What exactly is a jump rope gazer? According to The Beths’ vocalist Liz Stokes, it’s the distance between two people, looking at each other from each end of a jump rope. It’s this idea that The Beths new, second album, starts from.
The songs on ‘Jump Rope Gazers’ suggest that the band have swapped a little of their raw energy for a more polished sound (courtesy of guitarist Jonathan Pearce’s production skills). That captivating simplistic energy that made their 2018 debut album ‘Future Me Hates Me’ so popular is still there, just channelled into different, and impassioned, performances.
Lyrically ambivalent, with themes of emotional uncertainty, distance, self-doubt, homesickness and anxiety bubbling under the surface, ‘Jump Rope Gazers’ still has a frothy feel, but it’s more melancholic.

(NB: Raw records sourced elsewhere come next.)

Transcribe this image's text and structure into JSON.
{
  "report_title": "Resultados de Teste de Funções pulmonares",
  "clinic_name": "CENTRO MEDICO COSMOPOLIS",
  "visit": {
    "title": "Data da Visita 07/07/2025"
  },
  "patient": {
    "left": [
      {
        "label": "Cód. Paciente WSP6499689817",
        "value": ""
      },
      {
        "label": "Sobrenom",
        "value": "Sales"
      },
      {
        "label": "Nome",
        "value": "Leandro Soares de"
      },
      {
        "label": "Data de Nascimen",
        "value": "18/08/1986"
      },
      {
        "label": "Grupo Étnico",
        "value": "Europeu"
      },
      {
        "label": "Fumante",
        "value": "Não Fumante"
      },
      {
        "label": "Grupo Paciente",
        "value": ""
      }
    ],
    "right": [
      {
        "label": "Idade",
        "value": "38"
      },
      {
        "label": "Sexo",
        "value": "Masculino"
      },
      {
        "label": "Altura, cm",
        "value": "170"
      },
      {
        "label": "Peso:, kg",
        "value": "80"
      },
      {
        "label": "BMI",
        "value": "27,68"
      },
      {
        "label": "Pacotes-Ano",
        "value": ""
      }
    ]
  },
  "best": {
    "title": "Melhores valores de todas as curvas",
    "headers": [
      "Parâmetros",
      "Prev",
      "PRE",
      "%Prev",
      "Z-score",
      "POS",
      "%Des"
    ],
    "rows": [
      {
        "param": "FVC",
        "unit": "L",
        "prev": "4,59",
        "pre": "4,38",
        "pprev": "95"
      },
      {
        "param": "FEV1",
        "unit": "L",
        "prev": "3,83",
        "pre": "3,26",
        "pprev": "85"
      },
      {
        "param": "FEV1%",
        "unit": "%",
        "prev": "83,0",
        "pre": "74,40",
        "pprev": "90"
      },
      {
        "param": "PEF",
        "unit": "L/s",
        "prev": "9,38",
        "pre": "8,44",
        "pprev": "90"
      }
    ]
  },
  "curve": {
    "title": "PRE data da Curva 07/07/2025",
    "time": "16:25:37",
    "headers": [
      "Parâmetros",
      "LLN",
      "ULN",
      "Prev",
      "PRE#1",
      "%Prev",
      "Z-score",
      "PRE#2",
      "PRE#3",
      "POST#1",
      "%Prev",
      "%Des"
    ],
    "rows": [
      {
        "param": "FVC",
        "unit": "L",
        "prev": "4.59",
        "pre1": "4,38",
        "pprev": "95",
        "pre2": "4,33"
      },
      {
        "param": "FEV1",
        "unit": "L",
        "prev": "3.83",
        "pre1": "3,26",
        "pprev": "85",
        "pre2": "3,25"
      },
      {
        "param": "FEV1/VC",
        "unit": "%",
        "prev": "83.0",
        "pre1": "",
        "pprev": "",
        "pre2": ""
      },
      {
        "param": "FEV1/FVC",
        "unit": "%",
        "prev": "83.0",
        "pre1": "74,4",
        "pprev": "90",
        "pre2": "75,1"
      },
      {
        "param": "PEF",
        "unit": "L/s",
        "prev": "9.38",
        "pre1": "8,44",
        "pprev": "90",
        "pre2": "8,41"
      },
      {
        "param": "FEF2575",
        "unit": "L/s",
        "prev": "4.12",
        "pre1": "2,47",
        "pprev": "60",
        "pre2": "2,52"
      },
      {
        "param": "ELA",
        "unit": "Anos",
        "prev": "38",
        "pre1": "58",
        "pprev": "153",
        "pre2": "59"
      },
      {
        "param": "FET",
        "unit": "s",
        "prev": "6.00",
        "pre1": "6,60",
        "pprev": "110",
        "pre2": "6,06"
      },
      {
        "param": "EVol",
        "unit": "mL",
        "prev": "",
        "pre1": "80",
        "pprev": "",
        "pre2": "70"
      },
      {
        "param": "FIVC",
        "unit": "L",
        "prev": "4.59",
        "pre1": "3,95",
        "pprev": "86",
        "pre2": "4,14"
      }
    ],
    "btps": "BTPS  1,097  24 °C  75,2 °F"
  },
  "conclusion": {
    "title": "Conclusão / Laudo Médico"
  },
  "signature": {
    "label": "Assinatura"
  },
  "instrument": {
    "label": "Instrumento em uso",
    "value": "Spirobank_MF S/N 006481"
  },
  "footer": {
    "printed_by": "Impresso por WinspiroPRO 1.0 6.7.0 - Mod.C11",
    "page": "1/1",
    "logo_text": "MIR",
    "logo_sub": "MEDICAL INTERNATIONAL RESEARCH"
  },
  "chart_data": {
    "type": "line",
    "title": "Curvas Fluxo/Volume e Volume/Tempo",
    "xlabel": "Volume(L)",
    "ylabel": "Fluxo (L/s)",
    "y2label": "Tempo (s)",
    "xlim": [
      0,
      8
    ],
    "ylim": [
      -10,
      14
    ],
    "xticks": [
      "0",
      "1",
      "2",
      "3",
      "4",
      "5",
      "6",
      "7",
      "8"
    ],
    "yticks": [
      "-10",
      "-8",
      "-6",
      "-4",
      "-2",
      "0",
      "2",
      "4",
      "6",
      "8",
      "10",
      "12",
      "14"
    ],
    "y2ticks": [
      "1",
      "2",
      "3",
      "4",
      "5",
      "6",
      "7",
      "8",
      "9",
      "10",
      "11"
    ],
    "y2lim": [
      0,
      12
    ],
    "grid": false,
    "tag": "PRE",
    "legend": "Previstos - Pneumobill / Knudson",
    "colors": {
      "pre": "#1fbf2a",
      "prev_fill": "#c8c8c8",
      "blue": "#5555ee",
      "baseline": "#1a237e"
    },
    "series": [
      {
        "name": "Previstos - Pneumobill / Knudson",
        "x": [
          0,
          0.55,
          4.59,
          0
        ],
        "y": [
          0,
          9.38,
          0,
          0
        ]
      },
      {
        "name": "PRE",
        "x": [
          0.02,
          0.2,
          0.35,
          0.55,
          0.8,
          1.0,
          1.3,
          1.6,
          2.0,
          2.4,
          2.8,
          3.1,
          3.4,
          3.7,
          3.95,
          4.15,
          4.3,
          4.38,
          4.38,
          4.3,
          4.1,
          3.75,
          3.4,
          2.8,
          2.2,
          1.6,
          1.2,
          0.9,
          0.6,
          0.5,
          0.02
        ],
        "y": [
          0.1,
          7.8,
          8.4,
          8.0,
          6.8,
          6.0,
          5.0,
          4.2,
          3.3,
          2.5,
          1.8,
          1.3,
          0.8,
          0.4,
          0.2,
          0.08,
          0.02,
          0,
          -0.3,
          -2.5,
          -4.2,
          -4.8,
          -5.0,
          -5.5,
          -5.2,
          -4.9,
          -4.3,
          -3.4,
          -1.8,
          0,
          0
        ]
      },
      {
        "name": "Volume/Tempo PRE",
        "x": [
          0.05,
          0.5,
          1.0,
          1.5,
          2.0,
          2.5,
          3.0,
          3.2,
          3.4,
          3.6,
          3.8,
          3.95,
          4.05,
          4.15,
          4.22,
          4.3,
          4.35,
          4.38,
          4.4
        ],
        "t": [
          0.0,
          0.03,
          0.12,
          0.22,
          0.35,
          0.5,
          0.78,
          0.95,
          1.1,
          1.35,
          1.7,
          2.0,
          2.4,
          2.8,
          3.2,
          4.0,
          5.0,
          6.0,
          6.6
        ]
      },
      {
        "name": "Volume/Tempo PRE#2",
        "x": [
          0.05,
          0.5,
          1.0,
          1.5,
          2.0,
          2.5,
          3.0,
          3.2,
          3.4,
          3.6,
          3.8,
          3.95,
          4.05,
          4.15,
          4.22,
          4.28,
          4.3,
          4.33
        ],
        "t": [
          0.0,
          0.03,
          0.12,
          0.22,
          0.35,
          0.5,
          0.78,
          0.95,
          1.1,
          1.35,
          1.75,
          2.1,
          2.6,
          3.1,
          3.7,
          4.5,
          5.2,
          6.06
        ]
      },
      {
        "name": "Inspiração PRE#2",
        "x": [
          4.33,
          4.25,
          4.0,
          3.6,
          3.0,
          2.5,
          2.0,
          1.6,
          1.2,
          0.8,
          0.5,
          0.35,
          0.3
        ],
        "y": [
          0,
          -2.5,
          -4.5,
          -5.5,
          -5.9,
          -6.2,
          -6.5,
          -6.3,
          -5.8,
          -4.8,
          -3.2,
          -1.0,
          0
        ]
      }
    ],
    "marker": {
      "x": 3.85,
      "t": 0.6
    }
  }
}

I’m Not Getting Excited kicks the album off on a propulsive, upbeat note (with a brilliant guitar riff), though ambiguity seeps in through the lyrics early on. The Beths’ brand of power-pop is addictive, but when the energetic songs hit pause, and more contemplative numbers, like the title track, and the truly lovely, delicate You Are a Beam of Light appear, it’s clear their songwriting has developed since their head-turning debut.
‘Jump Rope Gazers’ is not a great leap forward into the unknown from The Beths, more a nuanced, gradual step towards it. The next may very well need to take that leap.